The Madhya Pradesh government today said it will file a curative petition against the 1996 Supreme Court judgement which had diluted charges against the Bhopal gas tragedy accused.
A decision to this effect was taken late last evening at a meeting of the state cabinet chaired by Chief Minister Shivraj Singh Chouhan, an official release said.
In 1996, a two-member Supreme Court bench headed by the then CJI A M Ahmedi converted the CBI charge of culpable homicide not amounting to murder, that provided for maximum of 10-year imprisonment, to causing death by negligence, which provided for a maximum punishment of only two years.
The petition will challenge the 1996 judgement and review order of the apex court. It will also seek to revive the charges against the accused in the gas leak case, the release said.
Also, an appeal would be filed against the June 7 verdict of the Chief Judicial Magistrate in the case.
26 years after the world's worst industrial disaster that had left over 15,000 people dead, a local court on June 7 convicted former Union Carbide India chairman Keshub Mahindra and six others in the 1984 Bhopal gas tragedy and sentenced them to two-year jail term. However, there was no word about the then Union Carbide chairman Warren Anderson in the judgement delivered by CJM Mohan P Tiwari.
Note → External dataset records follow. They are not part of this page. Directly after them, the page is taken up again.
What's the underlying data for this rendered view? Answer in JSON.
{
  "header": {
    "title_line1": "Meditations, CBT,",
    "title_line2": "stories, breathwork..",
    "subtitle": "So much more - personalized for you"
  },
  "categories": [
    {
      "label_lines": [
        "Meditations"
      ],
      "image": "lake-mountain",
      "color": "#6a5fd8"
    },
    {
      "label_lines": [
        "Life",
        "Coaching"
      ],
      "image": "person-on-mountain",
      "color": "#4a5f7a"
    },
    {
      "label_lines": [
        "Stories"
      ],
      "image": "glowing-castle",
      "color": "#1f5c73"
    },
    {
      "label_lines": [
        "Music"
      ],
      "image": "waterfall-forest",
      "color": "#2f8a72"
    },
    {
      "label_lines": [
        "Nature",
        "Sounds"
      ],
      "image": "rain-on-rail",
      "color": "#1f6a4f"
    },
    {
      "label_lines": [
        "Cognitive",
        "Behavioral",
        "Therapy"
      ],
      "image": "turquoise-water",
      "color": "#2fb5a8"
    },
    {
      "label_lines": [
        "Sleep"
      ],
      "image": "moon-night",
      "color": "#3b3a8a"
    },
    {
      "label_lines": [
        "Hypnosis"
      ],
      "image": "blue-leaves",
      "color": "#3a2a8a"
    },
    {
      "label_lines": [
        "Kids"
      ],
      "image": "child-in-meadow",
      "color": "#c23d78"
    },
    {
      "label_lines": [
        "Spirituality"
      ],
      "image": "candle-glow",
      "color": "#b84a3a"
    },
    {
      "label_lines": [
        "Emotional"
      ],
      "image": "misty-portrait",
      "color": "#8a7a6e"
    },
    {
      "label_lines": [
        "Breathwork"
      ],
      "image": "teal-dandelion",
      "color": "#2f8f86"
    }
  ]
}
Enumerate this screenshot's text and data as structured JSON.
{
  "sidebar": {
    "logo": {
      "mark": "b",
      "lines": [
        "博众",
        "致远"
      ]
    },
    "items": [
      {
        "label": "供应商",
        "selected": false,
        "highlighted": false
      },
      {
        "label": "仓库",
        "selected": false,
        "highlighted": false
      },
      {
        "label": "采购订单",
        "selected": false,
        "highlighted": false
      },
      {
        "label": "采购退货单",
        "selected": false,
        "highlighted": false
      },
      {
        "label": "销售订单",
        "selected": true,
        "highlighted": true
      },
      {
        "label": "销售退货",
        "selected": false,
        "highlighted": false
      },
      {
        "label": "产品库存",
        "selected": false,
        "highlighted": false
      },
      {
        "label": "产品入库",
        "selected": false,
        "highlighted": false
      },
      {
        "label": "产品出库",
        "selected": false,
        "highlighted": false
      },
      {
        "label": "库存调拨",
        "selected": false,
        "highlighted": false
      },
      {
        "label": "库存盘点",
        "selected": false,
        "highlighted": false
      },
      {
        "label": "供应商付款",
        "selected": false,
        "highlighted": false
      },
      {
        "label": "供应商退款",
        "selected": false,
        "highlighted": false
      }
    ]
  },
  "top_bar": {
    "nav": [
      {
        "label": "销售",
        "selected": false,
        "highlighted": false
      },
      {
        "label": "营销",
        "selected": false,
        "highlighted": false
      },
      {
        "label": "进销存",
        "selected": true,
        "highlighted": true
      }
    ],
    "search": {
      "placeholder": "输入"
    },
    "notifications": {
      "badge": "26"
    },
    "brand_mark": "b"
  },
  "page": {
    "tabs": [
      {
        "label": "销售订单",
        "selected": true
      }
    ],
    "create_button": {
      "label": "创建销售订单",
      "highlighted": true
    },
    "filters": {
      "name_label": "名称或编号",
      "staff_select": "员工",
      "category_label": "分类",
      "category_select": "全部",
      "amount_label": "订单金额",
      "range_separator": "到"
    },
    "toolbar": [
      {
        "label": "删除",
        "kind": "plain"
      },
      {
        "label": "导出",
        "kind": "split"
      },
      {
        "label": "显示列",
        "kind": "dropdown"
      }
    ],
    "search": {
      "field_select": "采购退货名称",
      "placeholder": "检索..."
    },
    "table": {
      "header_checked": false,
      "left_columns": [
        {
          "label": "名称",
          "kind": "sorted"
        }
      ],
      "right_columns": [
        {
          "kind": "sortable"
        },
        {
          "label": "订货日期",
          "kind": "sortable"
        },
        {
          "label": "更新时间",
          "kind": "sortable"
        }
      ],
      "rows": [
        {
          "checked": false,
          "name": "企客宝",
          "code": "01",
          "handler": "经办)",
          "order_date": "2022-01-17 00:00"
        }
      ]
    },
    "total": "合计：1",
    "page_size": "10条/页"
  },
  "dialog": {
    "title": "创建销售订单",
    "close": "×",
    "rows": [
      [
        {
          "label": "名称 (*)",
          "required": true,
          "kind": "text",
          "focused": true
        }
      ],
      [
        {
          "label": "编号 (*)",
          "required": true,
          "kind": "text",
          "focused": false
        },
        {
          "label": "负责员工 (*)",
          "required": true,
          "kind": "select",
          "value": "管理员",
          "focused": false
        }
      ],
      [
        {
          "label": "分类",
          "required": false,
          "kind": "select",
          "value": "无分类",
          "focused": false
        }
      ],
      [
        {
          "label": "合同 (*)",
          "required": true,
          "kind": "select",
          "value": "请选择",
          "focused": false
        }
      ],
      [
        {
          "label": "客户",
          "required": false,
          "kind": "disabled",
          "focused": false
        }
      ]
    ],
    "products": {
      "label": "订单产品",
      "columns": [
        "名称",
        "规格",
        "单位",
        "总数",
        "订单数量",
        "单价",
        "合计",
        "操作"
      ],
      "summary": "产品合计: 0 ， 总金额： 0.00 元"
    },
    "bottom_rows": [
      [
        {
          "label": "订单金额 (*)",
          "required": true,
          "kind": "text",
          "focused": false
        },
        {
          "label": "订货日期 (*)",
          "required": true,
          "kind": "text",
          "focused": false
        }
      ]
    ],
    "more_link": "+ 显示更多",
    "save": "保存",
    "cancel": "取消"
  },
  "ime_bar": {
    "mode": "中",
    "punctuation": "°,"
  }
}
89-year-old Anderson, who lives in the US, left the country soon after the tragedy and was declared an absconder.
According to the press release, it was decided in the meeting that the state government would write to the Centre asking it to file a supplementary charge sheet against Anderson.
The decision was taken on the recommendations of a six-member expert legal committee headed by Additional Solicitor-General Vivek Tankha, which was set up by the Chief Minister following the judgement on the case, the release said.